Зося, не отрываясь, смотрела на Грида. Она живо представляла себе всё, о чём он говорил, и боялась теперь пропустить хоть слово. Грид продолжил рассказ:

– Даны ходили к заводи каждый день. И каждый день я подкармливал Лобо. Просто так, без всякой мысли. Однажды даны ушли в море, но собак оставили в Славиче. В городе было пусто, только две могучие собаки резвились и играли как щенцы. Первой меня заметила Чара. Она бы меня порвала, но Лобо защитил. Я понял, что он стал моим другом. Я по-прежнему не знал, чего жду от этой дружбы, не знал, как мне открыть в себе Ворона. Очень хорошо помню, как он впервые подошёл ко мне, и я погладил псиную голову. Лобо вильнул хвостом. Я начал разговаривать с ним. И вот представь услышал то, что он говорил мне в ответ. Услышал в своём сердце. Лобо считал себя викингом. Он любил море и очень жалел, что его так редко брали на корабль. Про хозяина он не говорил ничего. Для пса эта была запретная тема. Я знал, то в нём сошлись два начала: инстинкт раба и достоинство друга, которое я открыл ненароком. И вот однажды…

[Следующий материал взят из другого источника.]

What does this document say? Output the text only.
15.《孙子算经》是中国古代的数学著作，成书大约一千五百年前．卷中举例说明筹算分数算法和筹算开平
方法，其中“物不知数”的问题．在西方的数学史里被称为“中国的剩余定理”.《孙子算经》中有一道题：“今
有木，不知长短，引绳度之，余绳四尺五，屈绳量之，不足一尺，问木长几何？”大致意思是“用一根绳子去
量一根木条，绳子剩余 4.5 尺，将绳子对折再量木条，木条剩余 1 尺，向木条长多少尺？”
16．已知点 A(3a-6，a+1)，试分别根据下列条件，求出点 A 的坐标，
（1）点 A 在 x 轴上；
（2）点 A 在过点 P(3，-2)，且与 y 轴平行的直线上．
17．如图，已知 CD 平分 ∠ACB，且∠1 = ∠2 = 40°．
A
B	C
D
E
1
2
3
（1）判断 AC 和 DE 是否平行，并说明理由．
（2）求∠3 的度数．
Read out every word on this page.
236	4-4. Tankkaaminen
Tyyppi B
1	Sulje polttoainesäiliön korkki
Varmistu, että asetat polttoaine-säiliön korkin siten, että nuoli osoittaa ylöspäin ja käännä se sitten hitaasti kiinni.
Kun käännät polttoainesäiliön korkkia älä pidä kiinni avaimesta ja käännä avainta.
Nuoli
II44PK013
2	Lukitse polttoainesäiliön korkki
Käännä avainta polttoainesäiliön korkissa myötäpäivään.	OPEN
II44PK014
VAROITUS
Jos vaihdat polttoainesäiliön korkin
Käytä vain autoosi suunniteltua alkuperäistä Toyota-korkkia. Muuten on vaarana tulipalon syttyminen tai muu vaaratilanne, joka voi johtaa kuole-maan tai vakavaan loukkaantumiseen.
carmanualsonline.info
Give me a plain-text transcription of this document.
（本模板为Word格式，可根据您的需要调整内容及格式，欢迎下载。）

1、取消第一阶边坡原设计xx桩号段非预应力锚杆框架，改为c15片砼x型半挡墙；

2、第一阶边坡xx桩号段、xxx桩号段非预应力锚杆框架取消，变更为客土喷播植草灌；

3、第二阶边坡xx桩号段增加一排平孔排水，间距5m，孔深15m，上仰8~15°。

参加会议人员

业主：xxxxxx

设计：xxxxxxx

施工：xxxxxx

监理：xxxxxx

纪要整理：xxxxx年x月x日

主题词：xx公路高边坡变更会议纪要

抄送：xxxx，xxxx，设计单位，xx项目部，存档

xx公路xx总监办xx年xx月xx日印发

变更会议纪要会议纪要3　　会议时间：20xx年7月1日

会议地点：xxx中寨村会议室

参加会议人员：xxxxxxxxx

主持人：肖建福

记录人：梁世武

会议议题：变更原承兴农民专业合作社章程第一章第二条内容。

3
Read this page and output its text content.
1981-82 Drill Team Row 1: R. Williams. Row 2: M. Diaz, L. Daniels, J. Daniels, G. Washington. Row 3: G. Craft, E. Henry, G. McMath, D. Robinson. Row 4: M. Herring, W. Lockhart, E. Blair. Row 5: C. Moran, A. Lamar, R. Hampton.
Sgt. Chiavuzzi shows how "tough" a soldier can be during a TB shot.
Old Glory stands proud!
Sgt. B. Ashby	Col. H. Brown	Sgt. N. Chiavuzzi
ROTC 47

Грид сделал паузу, а Зося поняла, что подошла развязка.

– Однажды на дорожку, где я ждал пса вышел Альрик Безумный. Он даже не удивился, увидев меня здесь, будто уже знал о моём существовании. А может он просто всегда был готов ко всему. Безумный казался великаном. Уверенный в себе, свободный во всех движениях и чувствах!

Альрик стоял против меня и его покой медленно наполнялся главным инстинктом Зверя – инстинктом убивать. Я чувствовал, как Зверь подчиняет его волю и разум. Нет, не разум. У Зверя разум отсутствует. Тело Безумного начало каменеть. Сейчас этот камень должен был взорваться изнутри, высвобождая силу чудовища.

И тут появился Лобо! Пёс с невероятной яростью бросился на хозяина и вцепился тому в горло. Они катались по земле, и пёс одолел. Внезапно из кустов выскочила опоздавшая к бою Чара. С какой обречённой готовностью она принялась защищать этого изувера! Даже от своего Лобо. От того, кто был ей дорог более всего на свете. Долг взял верх. Но любовь знает больше, чем долг. Мы просто не умеем доверять ей. Любовь – это высшая форма разума. Разум сердца. И Лобо очнулся от своего долга перед Альриком, потому что можно преданно служить Зверю, но нельзя любить Зверя. А Чара этого не знала. Она не знала, что Альрик – Зверь. Собаки загрызлись в смертельном поединке. Они рычали и визжали попеременно, истекали кровью, но продолжали бой. Они погибли обе.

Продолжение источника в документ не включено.